Locked con Bill Skarsgård e Anthony Hopkins è un thriller teso e claustrofobico, ma non lascia il segno
Due attori magnetici, una situazione ad alta tensione e un’idea potenzialmente esplosiva: ma qualcosa si inceppa.
Due uomini, un caveau, una rapina che non va come previsto. Locked, il nuovo thriller ad alta tensione con Bill Skarsgård e Anthony Hopkins, parte da un’idea semplice ma efficace: mettere a confronto due personalità opposte, costrette a condividere lo stesso spazio, mentre all’esterno tutto crolla. La promessa è quella di un duello psicologico al cardiopalma. La realtà è un film solido, ben interpretato, ma meno incisivo di quanto ci si potesse aspettare.
Remake americano del film argentino 4×4, Locked racconta la storia di un ladro (Skarsgård) intrappolato in un’auto blindata da un uomo misterioso (Hopkins) che lo osserva e lo manipola da remoto. Il film si sviluppa quasi interamente all’interno del veicolo, in un crescendo claustrofobico che punta tutto sulla tensione emotiva e sul confronto verbale tra i due protagonisti.
La regia di David Yarovesky sfrutta al massimo lo spazio limitato, con una fotografia cupa e angosciante, ma senza mai rinunciare alla pulizia dell’immagine. Il problema è che, nonostante le premesse intriganti, la sceneggiatura fatica a mantenere la suspense sul lungo periodo, e rischia di diventare ripetitiva.
Skarsgård vs Hopkins: un duello che regge
Il vero punto di forza del film è il cast. Bill Skarsgård, dopo ruoli più fisici e disturbanti, qui lavora per sottrazione: la sua interpretazione è fatta di sguardi, silenzi, rabbia trattenuta. Regge il film praticamente da solo per la maggior parte del tempo. Anthony Hopkins, invece, appare poco sullo schermo ma domina con la voce e la presenza invisibile: il suo personaggio è calcolatore, ambiguo, a tratti persino sadico. Il contrasto tra i due attori è affascinante e porta in superficie i temi centrali del film: giustizia, colpa, redenzione.
Buone intenzioni, esecuzione discontinua
Locked ambisce a essere qualcosa di più di un semplice thriller.

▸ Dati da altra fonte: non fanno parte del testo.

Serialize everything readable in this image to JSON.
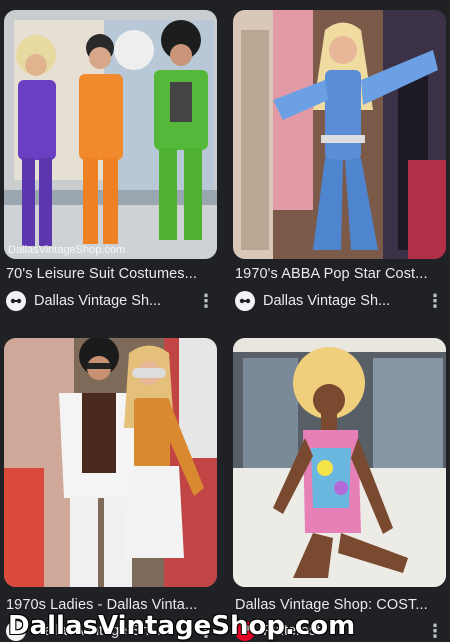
{
  "results": [
    {
      "caption": "70's Leisure Suit Costumes...",
      "source": "Dallas Vintage Sh...",
      "favicon": "dallas-vintage-favicon-icon",
      "watermark": "DallasVintageShop.com"
    },
    {
      "caption": "1970's ABBA Pop Star Cost...",
      "source": "Dallas Vintage Sh...",
      "favicon": "dallas-vintage-favicon-icon"
    },
    {
      "caption": "1970s Ladies - Dallas Vinta...",
      "source": "Dallas Vintage Sh...",
      "favicon": "dallas-vintage-favicon-icon"
    },
    {
      "caption": "Dallas Vintage Shop: COST...",
      "source": "Pinterest",
      "favicon": "pinterest-favicon-icon"
    }
  ],
  "overlay_watermark": "DallasVintageShop.com",
  "colors": {
    "background": "#202124",
    "text": "#e8eaed",
    "muted": "#bdc1c6"
  }
}
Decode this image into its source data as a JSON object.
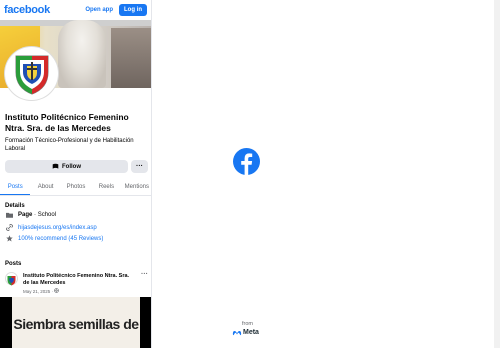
{
  "topbar": {
    "logo": "facebook",
    "open_app": "Open app",
    "login": "Log in"
  },
  "page": {
    "name": "Instituto Politécnico Femenino Ntra. Sra. de las Mercedes",
    "description": "Formación Técnico-Profesional y de Habilitación Laboral",
    "follow_label": "Follow",
    "more_label": "···"
  },
  "tabs": [
    "Posts",
    "About",
    "Photos",
    "Reels",
    "Mentions"
  ],
  "details": {
    "heading": "Details",
    "page_label": "Page",
    "page_type": "School",
    "website": "hijasdejesus.org/es/index.asp",
    "recommend": "100% recommend (45 Reviews)"
  },
  "posts": {
    "heading": "Posts",
    "author": "Instituto Politécnico Femenino Ntra. Sra. de las Mercedes",
    "date": "May 21, 2025 ·",
    "more_label": "···",
    "image_text": "Siembra semillas de"
  },
  "footer": {
    "from": "from",
    "meta": "Meta"
  },
  "colors": {
    "brand": "#1877f2",
    "button_bg": "#e4e6eb",
    "muted": "#65676b"
  },
  "icons": [
    "follow-icon",
    "page-icon",
    "link-icon",
    "star-icon",
    "globe-icon",
    "facebook-logo-icon",
    "meta-logo-icon"
  ]
}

Il dialogo tra carnefice e vittima diventa una riflessione morale su ciò che significa punire, educare, salvare. Ma il film si perde un po’ nel cercare profondità filosofiche che non sempre trovano uno sviluppo coerente.
Alcuni momenti risultano eccessivamente verbosi o didascalici, spezzando il ritmo. E il finale, pur suggestivo, lascia un retrogusto ambiguo: non si capisce se voglia essere una condanna, una redenzione o un gesto simbolico.
Locked resta comunque un esperimento interessante: un thriller minimale che punta tutto sulla performance e sull’atmosfera. Piacerà agli amanti delle storie tese e claustrofobiche, ma potrebbe lasciare insoddisfatti chi cerca una trama più articolata o una conclusione più potente.